Riessen has always been a spoiler, an embarrassment no high-seeder wanted to draw in an early round. "Even when things were the worst for me," he says, "I always knew the others respected me. I knew the big names didn't want to have to play me." His career is a succession of mammoth upsets followed by thundering collapses. Even this year—after he beat Ashe at Wimbledon—Riessen promptly rolled over and played dead for one Oom Parun of New Zealand.

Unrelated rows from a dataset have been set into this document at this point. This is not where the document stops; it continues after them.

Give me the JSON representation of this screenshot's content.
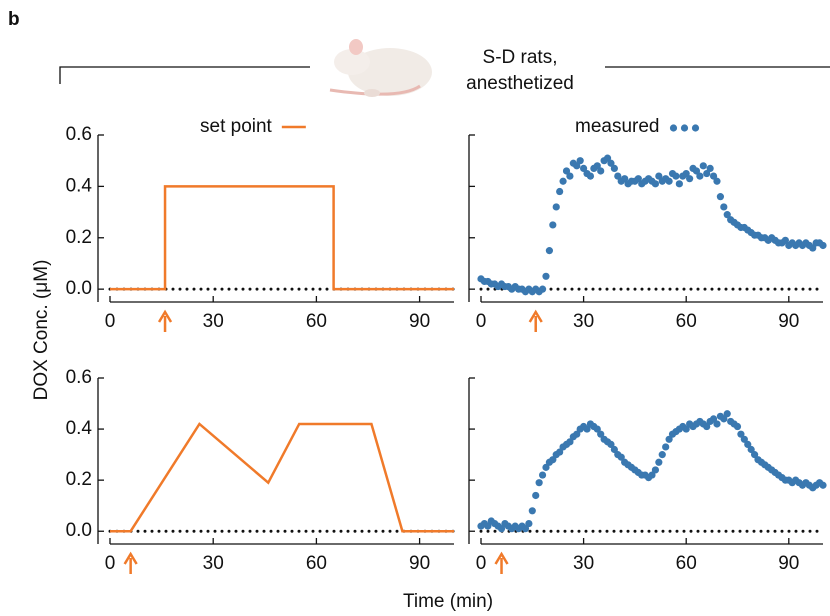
{
  "label": "b",
  "header": [
    "S-D rats,",
    "anesthetized"
  ],
  "ylabel": "DOX Conc. (μM)",
  "xlabel": "Time (min)",
  "chart_data": [
    {
      "type": "line",
      "x": [
        0,
        16,
        16,
        65,
        65,
        100
      ],
      "series": [
        {
          "name": "set point",
          "color": "#f07a2a",
          "values": [
            0,
            0,
            0.4,
            0.4,
            0,
            0
          ]
        }
      ],
      "legend": "top",
      "xlim": [
        0,
        100
      ],
      "ylim": [
        -0.05,
        0.6
      ],
      "xticks": [
        0,
        30,
        60,
        90
      ],
      "yticks": [
        {
          "value": 0,
          "label": "0.0"
        },
        0.2,
        0.4,
        0.6
      ],
      "ytick_labels": true,
      "zero_line": true,
      "arrow_x": 16
    },
    {
      "type": "scatter",
      "x": [
        0,
        1,
        2,
        3,
        4,
        5,
        6,
        7,
        8,
        9,
        10,
        11,
        12,
        13,
        14,
        15,
        16,
        17,
        18,
        19,
        20,
        21,
        22,
        23,
        24,
        25,
        26,
        27,
        28,
        29,
        30,
        31,
        32,
        33,
        34,
        35,
        36,
        37,
        38,
        39,
        40,
        41,
        42,
        43,
        44,
        45,
        46,
        47,
        48,
        49,
        50,
        51,
        52,
        53,
        54,
        55,
        56,
        57,
        58,
        59,
        60,
        61,
        62,
        63,
        64,
        65,
        66,
        67,
        68,
        69,
        70,
        71,
        72,
        73,
        74,
        75,
        76,
        77,
        78,
        79,
        80,
        81,
        82,
        83,
        84,
        85,
        86,
        87,
        88,
        89,
        90,
        91,
        92,
        93,
        94,
        95,
        96,
        97,
        98,
        99,
        100
      ],
      "series": [
        {
          "name": "measured",
          "color": "#3a78b0",
          "values": [
            0.04,
            0.03,
            0.03,
            0.02,
            0.02,
            0.01,
            0.02,
            0.01,
            0.01,
            0.0,
            0.01,
            0.0,
            0.0,
            -0.01,
            0.0,
            -0.01,
            0.0,
            -0.01,
            0.0,
            0.05,
            0.15,
            0.25,
            0.32,
            0.38,
            0.42,
            0.46,
            0.44,
            0.49,
            0.48,
            0.5,
            0.47,
            0.45,
            0.44,
            0.47,
            0.48,
            0.46,
            0.5,
            0.51,
            0.49,
            0.47,
            0.44,
            0.42,
            0.43,
            0.41,
            0.42,
            0.42,
            0.43,
            0.41,
            0.42,
            0.43,
            0.42,
            0.41,
            0.44,
            0.42,
            0.43,
            0.42,
            0.45,
            0.44,
            0.41,
            0.44,
            0.45,
            0.43,
            0.47,
            0.46,
            0.44,
            0.48,
            0.45,
            0.47,
            0.44,
            0.42,
            0.36,
            0.32,
            0.29,
            0.27,
            0.26,
            0.25,
            0.24,
            0.24,
            0.23,
            0.22,
            0.21,
            0.21,
            0.2,
            0.2,
            0.19,
            0.2,
            0.19,
            0.18,
            0.18,
            0.19,
            0.17,
            0.18,
            0.17,
            0.18,
            0.17,
            0.18,
            0.17,
            0.16,
            0.18,
            0.18,
            0.17
          ]
        }
      ],
      "legend": "top",
      "xlim": [
        0,
        100
      ],
      "ylim": [
        -0.05,
        0.6
      ],
      "xticks": [
        0,
        30,
        60,
        90
      ],
      "yticks": [
        0,
        0.2,
        0.4,
        0.6
      ],
      "ytick_labels": false,
      "zero_line": true,
      "arrow_x": 16
    },
    {
      "type": "line",
      "x": [
        0,
        6,
        26,
        46,
        55,
        76,
        85,
        100
      ],
      "series": [
        {
          "color": "#f07a2a",
          "values": [
            0,
            0,
            0.42,
            0.19,
            0.42,
            0.42,
            0,
            0
          ]
        }
      ],
      "xlim": [
        0,
        100
      ],
      "ylim": [
        -0.05,
        0.6
      ],
      "xticks": [
        0,
        30,
        60,
        90
      ],
      "yticks": [
        {
          "value": 0,
          "label": "0.0"
        },
        0.2,
        0.4,
        0.6
      ],
      "ytick_labels": true,
      "zero_line": true,
      "arrow_x": 6
    },
    {
      "type": "scatter",
      "x": [
        0,
        1,
        2,
        3,
        4,
        5,
        6,
        7,
        8,
        9,
        10,
        11,
        12,
        13,
        14,
        15,
        16,
        17,
        18,
        19,
        20,
        21,
        22,
        23,
        24,
        25,
        26,
        27,
        28,
        29,
        30,
        31,
        32,
        33,
        34,
        35,
        36,
        37,
        38,
        39,
        40,
        41,
        42,
        43,
        44,
        45,
        46,
        47,
        48,
        49,
        50,
        51,
        52,
        53,
        54,
        55,
        56,
        57,
        58,
        59,
        60,
        61,
        62,
        63,
        64,
        65,
        66,
        67,
        68,
        69,
        70,
        71,
        72,
        73,
        74,
        75,
        76,
        77,
        78,
        79,
        80,
        81,
        82,
        83,
        84,
        85,
        86,
        87,
        88,
        89,
        90,
        91,
        92,
        93,
        94,
        95,
        96,
        97,
        98,
        99,
        100
      ],
      "series": [
        {
          "color": "#3a78b0",
          "values": [
            0.02,
            0.03,
            0.02,
            0.04,
            0.03,
            0.02,
            0.01,
            0.03,
            0.02,
            0.01,
            0.02,
            0.01,
            0.02,
            0.01,
            0.03,
            0.08,
            0.14,
            0.19,
            0.22,
            0.25,
            0.27,
            0.28,
            0.3,
            0.31,
            0.33,
            0.34,
            0.35,
            0.37,
            0.38,
            0.4,
            0.41,
            0.4,
            0.42,
            0.41,
            0.4,
            0.38,
            0.36,
            0.35,
            0.34,
            0.32,
            0.3,
            0.29,
            0.27,
            0.26,
            0.25,
            0.24,
            0.23,
            0.22,
            0.22,
            0.21,
            0.22,
            0.24,
            0.27,
            0.3,
            0.33,
            0.36,
            0.38,
            0.39,
            0.4,
            0.41,
            0.4,
            0.42,
            0.41,
            0.42,
            0.43,
            0.42,
            0.41,
            0.43,
            0.44,
            0.42,
            0.45,
            0.44,
            0.46,
            0.43,
            0.42,
            0.41,
            0.38,
            0.36,
            0.34,
            0.32,
            0.3,
            0.28,
            0.27,
            0.26,
            0.25,
            0.24,
            0.23,
            0.22,
            0.21,
            0.2,
            0.2,
            0.19,
            0.2,
            0.19,
            0.18,
            0.19,
            0.18,
            0.17,
            0.18,
            0.19,
            0.18
          ]
        }
      ],
      "xlim": [
        0,
        100
      ],
      "ylim": [
        -0.05,
        0.6
      ],
      "xticks": [
        0,
        30,
        60,
        90
      ],
      "yticks": [
        0,
        0.2,
        0.4,
        0.6
      ],
      "ytick_labels": false,
      "zero_line": true,
      "arrow_x": 6
    }
  ]
}
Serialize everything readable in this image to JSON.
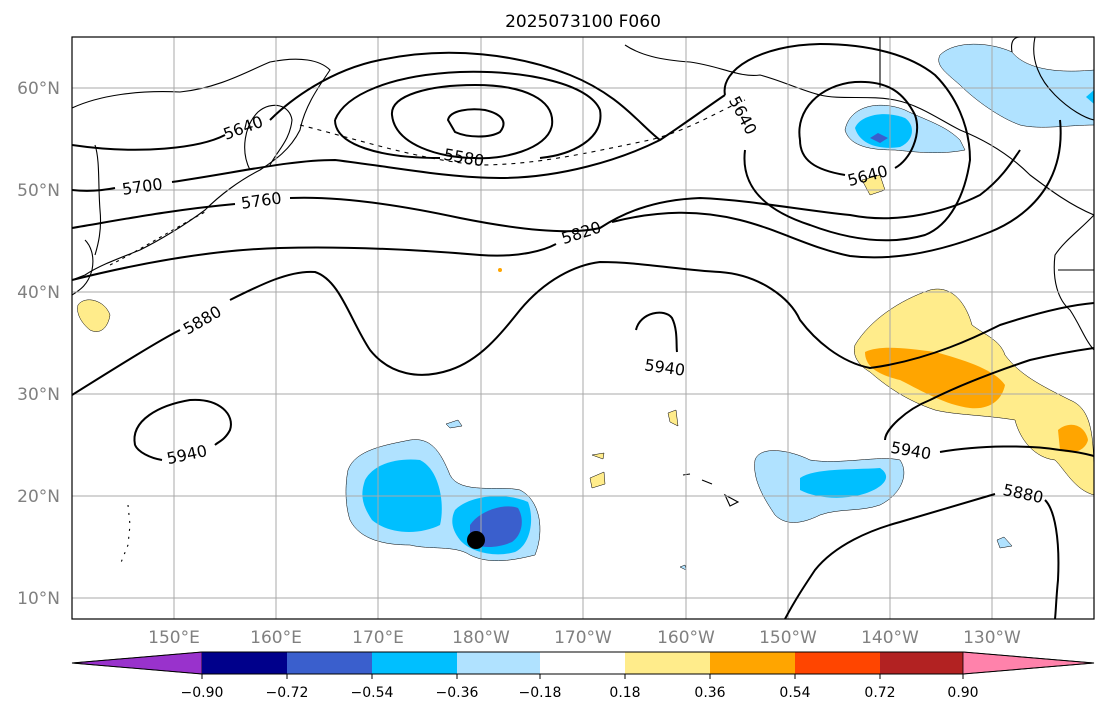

A few weeks after that Riessen beat Laver and Newcombe on successive days in Teheran and then won the tournament over the best young player (and the fastest server) on the tour, Australian John Alexander. This is his best sustained streak ever, and for all 1971 he holds six victories over Newcombe and Laver—three apiece—which accounts for 35% of their WCT defeats. Still, whenever Riessen wins a big one, everybody seems to assume that the opponent was off. Offering what amounts to the consensus, Ashe says, "Marty's so sound, he's always in shape, and he just works his tail off all the time. He can beat any player who isn't at his very best."
Riessen, the son of a teaching tennis pro, was a high school basketball scoring sensation and a skinny, 6'1" starting playmaker for three years at Northwestern. During that time—for seven years, 1961-67, altogether—he also was a perennial spare on the Davis Cup team.
While Riessen never got a chance, every captain wanted him around because he brought qualities of cooperation and team spirit that were seldom displayed by the individual heroes. For the same reasons Riessen has always been a valued doubles partner—first as a teen-ager with Chuck McKinley, then with Clark Graebner, now with his close friend, Tom Okker, the Dutch firefly. Okker and Riessen are now the top WCT doubles team.
Still, through most of the decade, Riessen could never advance his own personal cause and, with failing confidence, he drifted through the horse latitudes of the USLTA realm. At last, after he and Graebner blew a 6-0, 5-2 lead to lose the doubles to Ecuador in 1967, Riessen wanted out. He turned pro in 1968.
Riessen earned his master's degree at Northwestern by writing a thesis on what makes champions. He solicited the opinions of many coaches. "Maybe I was subconsciously looking for the answers to apply to myself," Riessen says. "You see, I think in typing me as the guy who never won the big match, people instilled that thought in me. And let's face it: I never did win the big match. When it got close near the end any good player would start to work on my forehand."
Improvements in his forehand and serve—which Riessen attributes to switching to a lighter racket—are part of the reason for his sudden success. But he also believes that he has found a new mental and physical maturity. Nevertheless, since his whole record is one of unpredictability, it is difficult to figure out how Riessen will fare in the Open. With Ashe far off form and Laver a late scratch, Newcombe becomes an even more solid choice. Especially if he is lucky enough to stay well clear of Riessen in the draw.